Thankfully, for those of us engaged in the same quest, Caitlin is a trustworthy, vulnerable, and eloquent guide, inviting us to walk with her, suffer with her, grieve with her, and learn with her. "Swimming in seas of all things privatized, numb, and individual, our times make our own shapes more difficult to feel. We're overstimulated but spiritually starving," she writes. This living from within outward can allow us to push out new bulbs, leaves, and flowerings; and, in doing so, the rotted, the addictive, the stuck matter can be pushed out of us. There is no nobility in how I change; I simply am new growth because the old has run out of space on the branch."

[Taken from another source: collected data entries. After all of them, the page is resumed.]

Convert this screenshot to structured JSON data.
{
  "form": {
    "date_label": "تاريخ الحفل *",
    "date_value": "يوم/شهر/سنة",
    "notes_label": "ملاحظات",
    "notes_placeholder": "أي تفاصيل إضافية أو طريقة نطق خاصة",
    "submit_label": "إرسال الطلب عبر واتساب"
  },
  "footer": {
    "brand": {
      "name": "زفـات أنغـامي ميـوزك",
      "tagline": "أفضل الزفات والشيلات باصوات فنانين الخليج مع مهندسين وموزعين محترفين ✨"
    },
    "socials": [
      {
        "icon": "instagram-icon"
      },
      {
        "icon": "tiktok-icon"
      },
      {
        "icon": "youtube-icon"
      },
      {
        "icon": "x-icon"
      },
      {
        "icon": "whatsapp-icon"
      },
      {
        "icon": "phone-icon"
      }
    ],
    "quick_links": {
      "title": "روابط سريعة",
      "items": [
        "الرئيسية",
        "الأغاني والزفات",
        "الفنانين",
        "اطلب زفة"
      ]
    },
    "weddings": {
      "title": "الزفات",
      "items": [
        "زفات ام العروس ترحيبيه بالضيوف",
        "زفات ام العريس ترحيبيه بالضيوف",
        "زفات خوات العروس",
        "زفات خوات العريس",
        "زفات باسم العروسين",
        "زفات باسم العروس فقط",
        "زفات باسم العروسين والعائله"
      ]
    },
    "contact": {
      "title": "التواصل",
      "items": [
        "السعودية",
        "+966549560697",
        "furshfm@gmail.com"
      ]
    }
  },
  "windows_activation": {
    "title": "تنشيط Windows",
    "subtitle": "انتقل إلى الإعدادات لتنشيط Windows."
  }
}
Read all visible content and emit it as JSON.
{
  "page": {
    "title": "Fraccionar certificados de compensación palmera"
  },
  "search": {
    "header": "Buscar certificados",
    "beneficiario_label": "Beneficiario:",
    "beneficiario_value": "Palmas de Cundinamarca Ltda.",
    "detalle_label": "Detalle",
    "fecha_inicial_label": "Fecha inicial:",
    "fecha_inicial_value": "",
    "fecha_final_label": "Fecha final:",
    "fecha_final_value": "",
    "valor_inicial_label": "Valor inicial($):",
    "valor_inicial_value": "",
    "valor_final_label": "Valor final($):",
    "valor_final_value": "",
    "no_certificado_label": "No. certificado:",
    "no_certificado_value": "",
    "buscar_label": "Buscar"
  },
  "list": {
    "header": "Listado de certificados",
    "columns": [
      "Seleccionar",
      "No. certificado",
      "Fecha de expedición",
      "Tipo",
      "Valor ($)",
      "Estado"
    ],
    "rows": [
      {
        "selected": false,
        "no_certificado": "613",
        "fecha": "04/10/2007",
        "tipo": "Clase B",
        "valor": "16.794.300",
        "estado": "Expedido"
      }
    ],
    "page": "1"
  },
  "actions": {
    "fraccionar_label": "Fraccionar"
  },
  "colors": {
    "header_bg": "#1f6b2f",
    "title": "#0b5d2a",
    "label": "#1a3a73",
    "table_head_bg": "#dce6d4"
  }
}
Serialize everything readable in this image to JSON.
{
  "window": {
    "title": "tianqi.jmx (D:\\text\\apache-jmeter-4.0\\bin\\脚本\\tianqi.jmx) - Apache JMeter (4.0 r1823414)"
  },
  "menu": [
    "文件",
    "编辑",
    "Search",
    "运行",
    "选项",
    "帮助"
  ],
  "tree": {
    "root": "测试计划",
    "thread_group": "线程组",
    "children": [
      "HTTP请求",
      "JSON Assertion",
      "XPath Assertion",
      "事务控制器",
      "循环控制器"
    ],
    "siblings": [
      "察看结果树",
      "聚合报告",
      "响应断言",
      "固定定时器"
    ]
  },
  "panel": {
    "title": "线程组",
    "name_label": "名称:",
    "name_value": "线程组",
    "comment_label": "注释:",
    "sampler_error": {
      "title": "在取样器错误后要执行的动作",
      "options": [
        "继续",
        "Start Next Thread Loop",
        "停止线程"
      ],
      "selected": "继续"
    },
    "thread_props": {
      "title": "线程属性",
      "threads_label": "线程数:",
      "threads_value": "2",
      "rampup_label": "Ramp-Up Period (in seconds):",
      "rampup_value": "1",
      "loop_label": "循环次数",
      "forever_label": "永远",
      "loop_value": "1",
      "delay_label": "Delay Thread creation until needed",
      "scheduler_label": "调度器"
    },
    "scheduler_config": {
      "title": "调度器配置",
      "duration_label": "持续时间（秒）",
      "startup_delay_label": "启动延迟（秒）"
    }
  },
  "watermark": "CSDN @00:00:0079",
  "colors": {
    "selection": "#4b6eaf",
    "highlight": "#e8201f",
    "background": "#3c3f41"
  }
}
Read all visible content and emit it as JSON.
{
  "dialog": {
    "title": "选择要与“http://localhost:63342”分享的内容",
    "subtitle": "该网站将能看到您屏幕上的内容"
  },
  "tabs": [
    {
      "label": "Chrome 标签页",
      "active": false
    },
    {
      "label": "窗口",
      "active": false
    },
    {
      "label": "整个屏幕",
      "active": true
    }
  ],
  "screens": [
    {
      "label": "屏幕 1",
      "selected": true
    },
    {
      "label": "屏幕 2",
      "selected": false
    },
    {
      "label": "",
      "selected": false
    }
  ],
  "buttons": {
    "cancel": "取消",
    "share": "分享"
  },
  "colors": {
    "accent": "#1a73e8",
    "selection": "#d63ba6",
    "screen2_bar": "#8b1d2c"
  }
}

I believe her amazing chronicle is in deep conversation with a sister text, Audre Lorde's The Cancer Journals, a lodestar since its publication in 1980. "The Cancer Journals," Caitlin writes, "stands alone." Because, as she continues, Lorde is "the only woman writer who lived with cancer I have ever read who wrote with raw truth about what it meant for her body, her sexuality, her mind, her relationships, and her children to suffer like this."

The rarity of such text makes me even more grateful for Caitlin's singular book, a gift that she calls "a science experiment, a faith experiment, a magical alchemical experiment." As an organizer, activist, and thinker, I have known her to be a human of deep questions, thorough research and emotional integrity. When Caitlin received her diagnosis, when she shared it, I could immediately feel how much it meant to her to tell the truth about what she was experiencing. What surprised me, and deeply moved me, was her capacity to make the truth beautiful, even as she told the ugliest parts. Caitlin puts life into each sentence, even as she moves too close to death. Her survival is a miracle, and so is her testimony.